From Gary Davenport in THE SEWANEE REVIEW (Summer 1985)—review of Hershel Parker’s FLAWED TEXTS AND VERBAL ICONS:

Parker properly avers that the view of a text as a verbal icon has persisted even into an age that rejects the New Criticism. This fact should not be surprising: a sense of textual reality is obviously far too universal to be identified with any particular critical movement. This notion endures because of the common realization that the idea of the text is absolutely necessary--even if it is only a necessary fiction--for the study of literature to make sense. Otherwise the object of study be­comes the vague heterogeneous "construct"--comprising all extant ver­sions and parts of a text, together with any stated or presumed "intent" of the author--that comes to occupy the consciousness of the researcher (one can no longer call him a reader). This situation would be highly flattering to the ego of the critic, who thus comes to have the same im­portance for the text that Bishop Berkeley thought God had for the universe. But we do not have to be Luddites to see this view as inimical to the higher values of literary culture that have survived, somehow, from the beginnings of literacy to our Age of Information. This view is pernicious not primarily because it puts literature in the custody of "professionals," but because of the reductive assumption that what lit­erature embodies is an intent which may be grasped through a study of data.

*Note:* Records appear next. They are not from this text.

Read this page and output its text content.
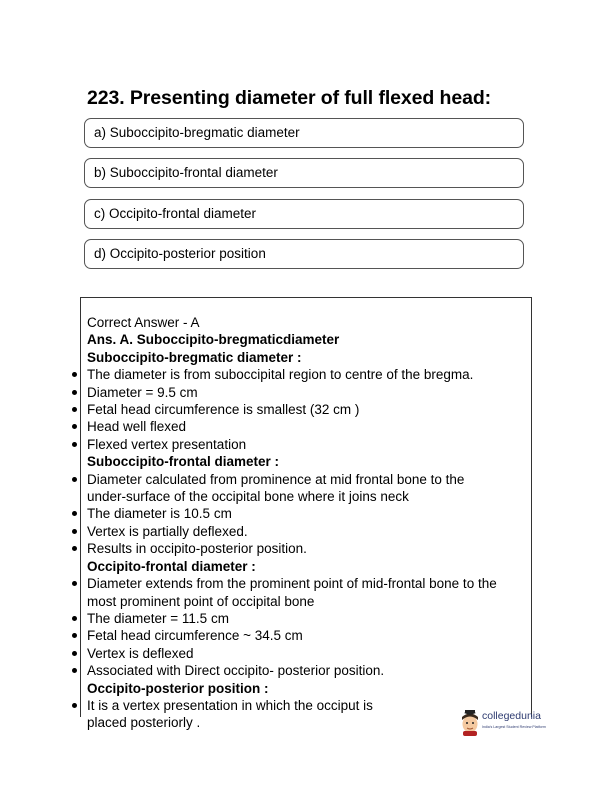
223. Presenting diameter of full flexed head:
a) Suboccipito-bregmatic diameter
b) Suboccipito-frontal diameter
c) Occipito-frontal diameter
d) Occipito-posterior position
Correct Answer - A
Ans. A. Suboccipito-bregmaticdiameter
Suboccipito-bregmatic diameter :
The diameter is from suboccipital region to centre of the bregma.
Diameter = 9.5 cm
Fetal head circumference is smallest (32 cm )
Head well flexed
Flexed vertex presentation
Suboccipito-frontal diameter :
Diameter calculated from prominence at mid frontal bone to the
under-surface of the occipital bone where it joins neck
The diameter is 10.5 cm
Vertex is partially deflexed.
Results in occipito-posterior position.
Occipito-frontal diameter :
Diameter extends from the prominent point of mid-frontal bone to the
most prominent point of occipital bone
The diameter = 11.5 cm
Fetal head circumference ~ 34.5 cm
Vertex is deflexed
Associated with Direct occipito- posterior position.
Occipito-posterior position :
It is a vertex presentation in which the occiput is
placed posteriorly .	collegedunia
India's Largest Student Review Platform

YOU SEE FROM THIS JUST HOW POWERFUL THE "NEW CRITICISM" HAD REMAINED INTO THE 1980S. IT IS STILL JUST AS POWERFUL AS EVER. Read Christophre Benfey's review of the final NN volume in THE NEW YORK REVIEW OF BOOKS May 10, 2018. No matter if the manuscript evidence shows that Melville died with the manuscript of Billy Budd going two ways (at least 2 ways). No, a critic has to declare the thing perfectly finished and to devote most of a review of the 15 volume final volume to showing that BY GOLLY BY GUM HE CAN READ BILLY BUDD PERFECTLY AS NO ONE HAS EVER DONE BEFORE. A waste, of course, of time which ought to have been devoted to reviewing the book at hand.



You see what Davenport’s theory entails. Agree with Davenpoet and we have to read, say, PUDD’NHEAD WILSON as if it made perfect sense, even when we encounter passages written when Tom Driscoll acts as he does because when the words were written he was all white, even when we encounter passages which made sense when the Italian twins were conjoined but not when they are now not so described in foregoing passages. We have to believe in the verbal icon or chaos is come! Data is evil, and professional scholars who resort to data are to be suppressed, as Davenport suppressed me in 1985.